Figure 1. An overview of the methodology.

Figure 1

(A). Identification of survival-related subnetwork biomarkers. First, molecular features (CNV, mRNA, DNA methylation) and clinical variables from 119 TNBC patients were collected as the core set. Next, multivariate cox model was used to select hazard factors (644 CNV, 383 mRNA, 623 DNA methylation) filtered by likelihood ratio test p-value < 0.05, which represented the significance of each molecular feature correlated with patient overall survival adjusted for age. Furthermore, the heat score for each gene was calculated as the negative sum of the natural logarithm of the single molecular feature p-values (Red: high score; Yellow: low score) to evaluate the collaborative effect of different molecular features on patient overall survival.
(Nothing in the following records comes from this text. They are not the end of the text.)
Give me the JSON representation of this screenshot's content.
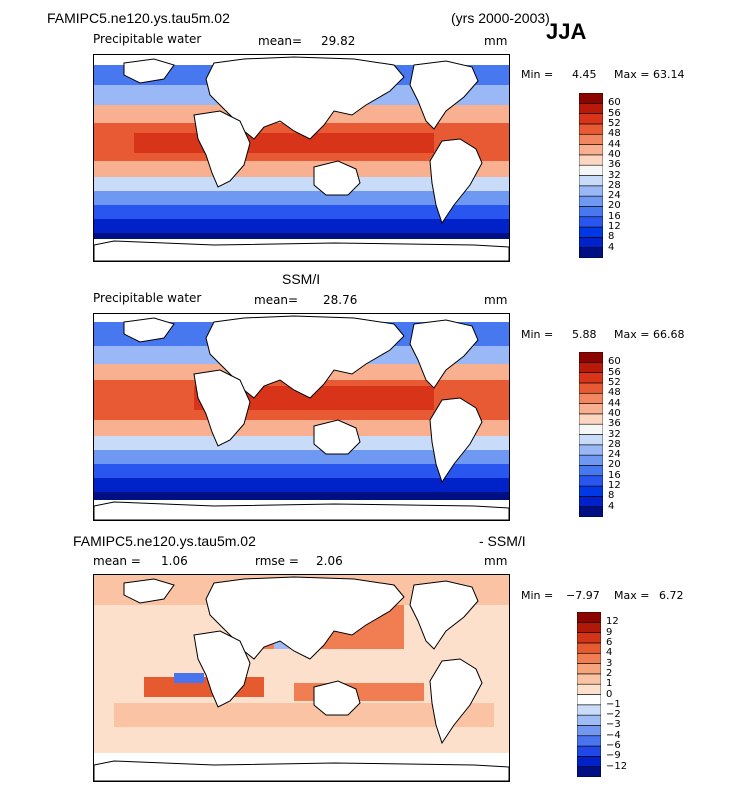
{
  "header": {
    "model_title": "FAMIPC5.ne120.ys.tau5m.02",
    "years": "(yrs 2000-2003)",
    "season": "JJA"
  },
  "panels": [
    {
      "id": "model",
      "title": "",
      "variable": "Precipitable water",
      "stat1_label": "mean=",
      "stat1_value": "29.82",
      "stat2_label": "",
      "stat2_value": "",
      "units": "mm",
      "min_label": "Min =",
      "min_value": "4.45",
      "max_label": "Max =",
      "max_value": "63.14"
    },
    {
      "id": "obs",
      "title": "SSM/I",
      "variable": "Precipitable water",
      "stat1_label": "mean=",
      "stat1_value": "28.76",
      "stat2_label": "",
      "stat2_value": "",
      "units": "mm",
      "min_label": "Min =",
      "min_value": "5.88",
      "max_label": "Max =",
      "max_value": "66.68"
    },
    {
      "id": "diff",
      "title_left": "FAMIPC5.ne120.ys.tau5m.02",
      "title_right": "- SSM/I",
      "variable": "",
      "stat1_label": "mean =",
      "stat1_value": "1.06",
      "stat2_label": "rmse =",
      "stat2_value": "2.06",
      "units": "mm",
      "min_label": "Min =",
      "min_value": "−7.97",
      "max_label": "Max =",
      "max_value": "6.72"
    }
  ],
  "chart_data": [
    {
      "type": "heatmap",
      "name": "model-precipitable-water-map",
      "colorbar_levels": [
        "4",
        "8",
        "12",
        "16",
        "20",
        "24",
        "28",
        "32",
        "36",
        "40",
        "44",
        "48",
        "52",
        "56",
        "60"
      ],
      "colors": [
        "#000f82",
        "#0022c8",
        "#0038e6",
        "#2856ee",
        "#4878f0",
        "#6e98f2",
        "#9ab8f6",
        "#c8dcfa",
        "#f6f6f6",
        "#fcd6c0",
        "#f8b090",
        "#f28660",
        "#e85a34",
        "#d8341a",
        "#b81a0a",
        "#8a0500"
      ]
    },
    {
      "type": "heatmap",
      "name": "ssmi-precipitable-water-map",
      "colorbar_levels": [
        "4",
        "8",
        "12",
        "16",
        "20",
        "24",
        "28",
        "32",
        "36",
        "40",
        "44",
        "48",
        "52",
        "56",
        "60"
      ],
      "colors": [
        "#000f82",
        "#0022c8",
        "#0038e6",
        "#2856ee",
        "#4878f0",
        "#6e98f2",
        "#9ab8f6",
        "#c8dcfa",
        "#f6f6f6",
        "#fcd6c0",
        "#f8b090",
        "#f28660",
        "#e85a34",
        "#d8341a",
        "#b81a0a",
        "#8a0500"
      ]
    },
    {
      "type": "heatmap",
      "name": "difference-map",
      "colorbar_levels": [
        "−12",
        "−9",
        "−6",
        "−4",
        "−3",
        "−2",
        "−1",
        "0",
        "1",
        "2",
        "3",
        "4",
        "6",
        "9",
        "12"
      ],
      "colors": [
        "#000f82",
        "#0022c8",
        "#2048e8",
        "#4a74ee",
        "#7498f2",
        "#a0bcf6",
        "#cadcfa",
        "#ffffff",
        "#fde0cc",
        "#fac4a4",
        "#f6a47c",
        "#f07e52",
        "#e65a30",
        "#d23418",
        "#b01808",
        "#8a0500"
      ]
    }
  ]
}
Subnetworks were identified using HotNet2 algorithm in three PPI networks using a heat diffusion process and a statistical test based on both the score of the genes and the local topology of the subnetwork. (B). Evaluation of the multi-dimensional subnetwork-derived prognostic models. Monte Carlo cross-validation and C-index were applied to assess the predictive power of each subnetwork signature. During each of the 100 times of random splitting, 80% of the total samples were used to train the model and the remaining of 20% were used as the test set for C-index calculation. C-index > 0.5 and permutation test p < 0.05 were applied as the filtering criteria. C-index for each subnetwork was plotted with the median in the center and the whiskers marking the 25% and 75% percentile. The vertical black line marked the C-index equivalent to a random guess (C-index = 0.5).